Grown Man,
From one grown man to another, can we agree that today’s 20-somethings are ridiculous? I mean really…hipster, everyone gets a trophy, entitled kids? C’mon Grown Man, help them out!
Gratefully,
Doug
Seattle, WA
Doug E. Fresh,
I’d like to begin answering your question by focusing on two completely unrelated points:
First point…Seattle is the greatest city ever. I’ve spent some time there and must implore – nay – beg you to send me a doughnut from Mighty O’s and an espresso from Vivace. I don’t know how you’ll get either of those to me fresh and warm, but that’s not my problem. ASAP, Doug, A-S-A-P! My address is:
Grown Man
A House I Built
‘merica, 67650
Second point…Doug, did you realize that the original Space Jam website is still up and active?! This has nothing to do with you or anything you’ve asked, but I needed to tell the world so I randomly threw it into this post. Anyhow, you and the tens of other people reading need to go to this website and remember how amazingingly 8-bit the mid-90s were.
Now that we’ve got all that rigmarole out of the way, let’s finally get to your question. By way of review…
I’m Doug! I hate kids! I’m old and curmudgeonly!
-Doug
Douglas, three years ago, you and I would have been on the same page. When this blog started, I was on a personal quest to transform every man into some idealized version of masculinity. I railed against v-necks, skinny jeans, not carrying cash, and basically every fad/fashion that wasn’t timeless. And while this was, arguably, the greatest, wittiest writing ever done by anyone in the history of the world – I don’t think I was right.
GROWM MAN! Are you saying you were WRONG!? I thought part of being in an ivory tower was never having to admit you’re wrong!?
I know, and I’m sorry to disappoint you. But I’ve observed something over the past few years that’s refined my thinking. [Cue soft, reflective violin music]
The kid I worked with who inspired most of the early posts did something impressive – he grew up. And as he grew up, some things became more Grown Man-ish. Things like: #13 – Ask a Girl Out (he did, and he married her), #44 – Be a Friend to Your Heartbroken Comrades (at his wedding, all his groomsmen cried and talked about what a loyal friend he is) and #74 – Slow Down (he’s present, he listens, and he has margin in his life).
Conversely, some things haven’t changed at all: #36 – Know the 7 T-Shirt Rules (he wears a shirt or tank-top to every event – and it’s awful), #61 – Wear a Watch (he checks his iPhone – a lot), which ties in with #67 – Quit Screwing Around on Your Phone (he’ll literally play Candy Crush during a funeral if given the opportunity).

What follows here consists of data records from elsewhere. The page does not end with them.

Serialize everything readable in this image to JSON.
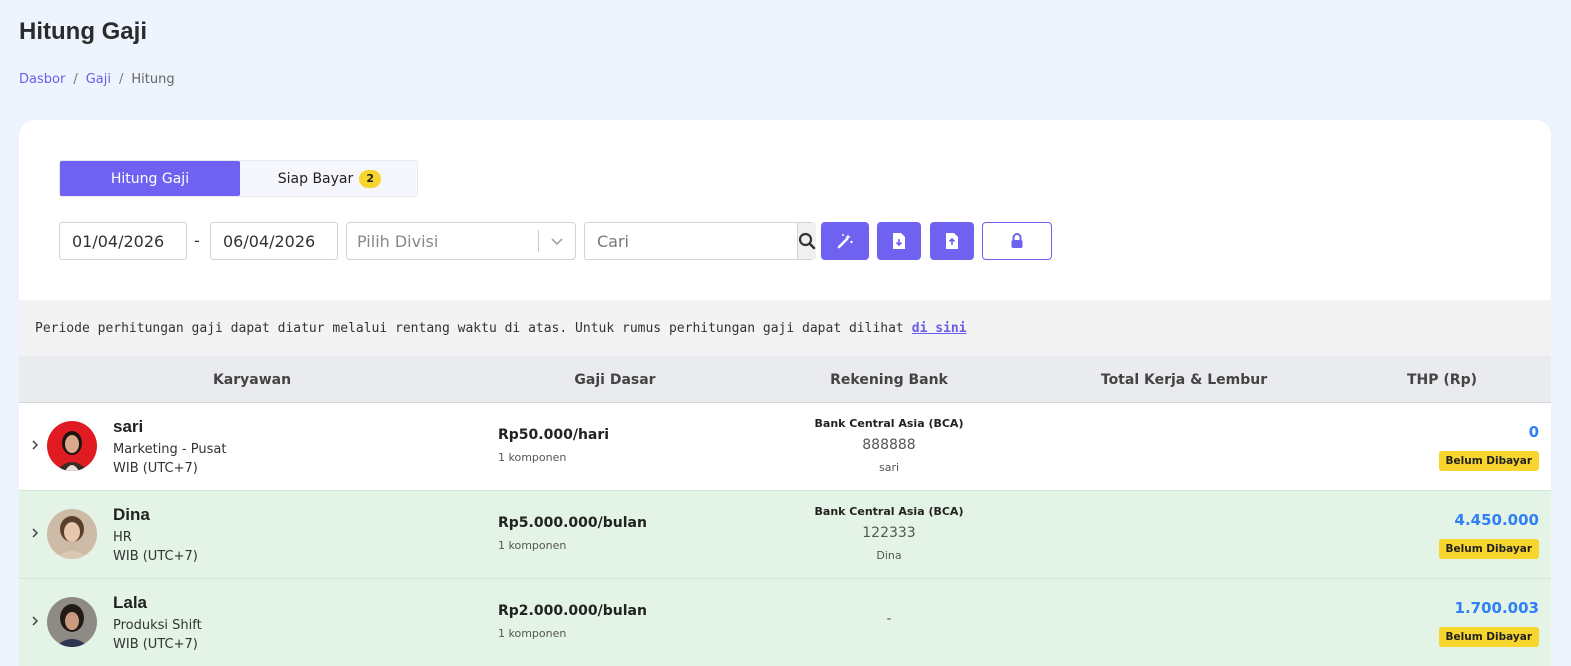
{
  "page": {
    "title": "Hitung Gaji",
    "breadcrumb": [
      "Dasbor",
      "Gaji",
      "Hitung"
    ]
  },
  "tabs": {
    "active_label": "Hitung Gaji",
    "inactive_label": "Siap Bayar",
    "inactive_count": "2"
  },
  "filters": {
    "start_date": "01/04/2026",
    "date_separator": "-",
    "end_date": "06/04/2026",
    "division_placeholder": "Pilih Divisi",
    "search_placeholder": "Cari"
  },
  "info": {
    "text": "Periode perhitungan gaji dapat diatur melalui rentang waktu di atas. Untuk rumus perhitungan gaji dapat dilihat",
    "link_text": "di sini"
  },
  "table": {
    "headers": [
      "Karyawan",
      "Gaji Dasar",
      "Rekening Bank",
      "Total Kerja & Lembur",
      "THP (Rp)"
    ],
    "rows": [
      {
        "name": "sari",
        "division": "Marketing - Pusat",
        "timezone": "WIB (UTC+7)",
        "salary": "Rp50.000/hari",
        "components": "1 komponen",
        "bank_name": "Bank Central Asia (BCA)",
        "bank_number": "888888",
        "bank_holder": "sari",
        "total_work": "",
        "thp": "0",
        "status": "Belum Dibayar"
      },
      {
        "name": "Dina",
        "division": "HR",
        "timezone": "WIB (UTC+7)",
        "salary": "Rp5.000.000/bulan",
        "components": "1 komponen",
        "bank_name": "Bank Central Asia (BCA)",
        "bank_number": "122333",
        "bank_holder": "Dina",
        "total_work": "",
        "thp": "4.450.000",
        "status": "Belum Dibayar"
      },
      {
        "name": "Lala",
        "division": "Produksi Shift",
        "timezone": "WIB (UTC+7)",
        "salary": "Rp2.000.000/bulan",
        "components": "1 komponen",
        "bank_dash": "-",
        "total_work": "",
        "thp": "1.700.003",
        "status": "Belum Dibayar"
      }
    ]
  },
  "colors": {
    "accent": "#6f62f0",
    "thp_blue": "#2f7ff7",
    "badge_yellow": "#f8d52c",
    "row_green": "#e3f3e5"
  },
  "icons": [
    "magic-wand-icon",
    "file-download-icon",
    "file-upload-icon",
    "lock-icon",
    "search-icon",
    "chevron-down-icon",
    "chevron-right-icon"
  ]
}
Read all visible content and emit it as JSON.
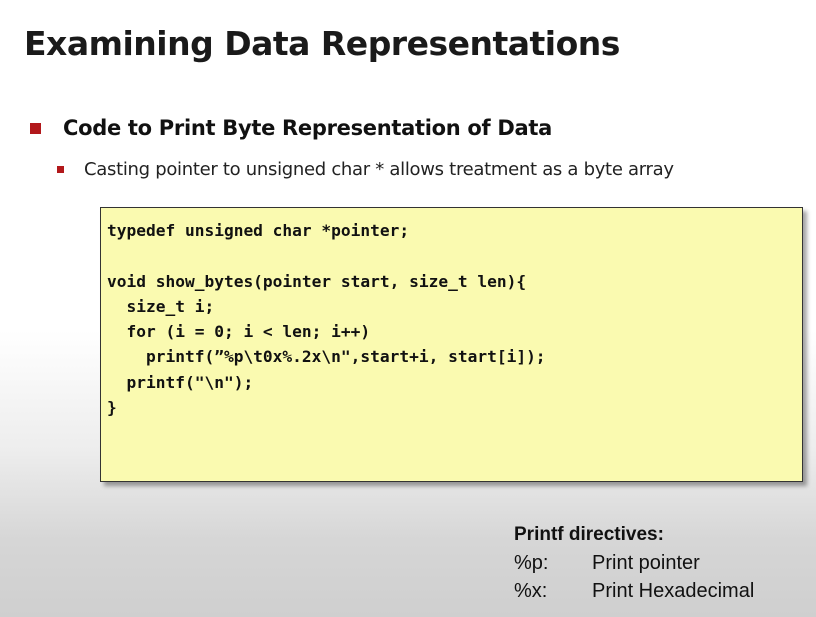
{
  "slide": {
    "title": "Examining Data Representations",
    "bullet1": "Code to Print Byte Representation of Data",
    "bullet2": "Casting pointer to unsigned char * allows treatment as a byte array"
  },
  "code": {
    "lines": [
      "typedef unsigned char *pointer;",
      "",
      "void show_bytes(pointer start, size_t len){",
      "  size_t i;",
      "  for (i = 0; i < len; i++)",
      "    printf(”%p\\t0x%.2x\\n\",start+i, start[i]);",
      "  printf(\"\\n\");",
      "}"
    ]
  },
  "directives": {
    "title": "Printf directives:",
    "items": [
      {
        "code": "%p:",
        "desc": "Print pointer"
      },
      {
        "code": "%x:",
        "desc": "Print Hexadecimal"
      }
    ]
  },
  "colors": {
    "bullet": "#b2181b",
    "code_background": "#fafab0"
  }
}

Mustache, check. Fixed gear, check.
Job, not so much.
Here’s the kicker though, the importance of the things he doesn’t do is pale in comparison to the value of the things he does do. What compels me to make fun of him in front of his friends and family is the fact that he’s wearing an American Flag tank top. But what defines him is his character, friendship, and ability to love his wife and community well. At the end of the day, being a Grown Man isn’t about what you wear, it’s about the trust that people have in you – and I trust this man, tank top and all.
Which, my dear Doug, brings me back to your question. Yes, I think hipsters are ridiculous, what with their ironic glasses, vinyl copies of Bon Iver, and $200 vintage Chambray shirts. However, when I was their age I was deep into my Dave Matthews phase, wearing Chaco sandals, and refusing to buy a suit because “Dave doesn’t wear a suit and he wrote #41 – whatever, DAD!” And guess what? Some mid-30s-anonymous-blogger-guy was probably looking at me saying “grow up” – and he was probably right. Every incarnation of youth is silly, Doug. Beatle-maniacs, hippies, gen X-ers, hipsters – all of them. But what we can do is differentiate between what is an adolescent phase and what is real, rooted, and lasting – like a solid handshake, making eye contact, and meaning what you say.
However…we really have to force these kids to stop getting sleeve tattoos. That junk’s going to haunt them someday.
Until next Monday, ask away. Thanks for the question, Doug!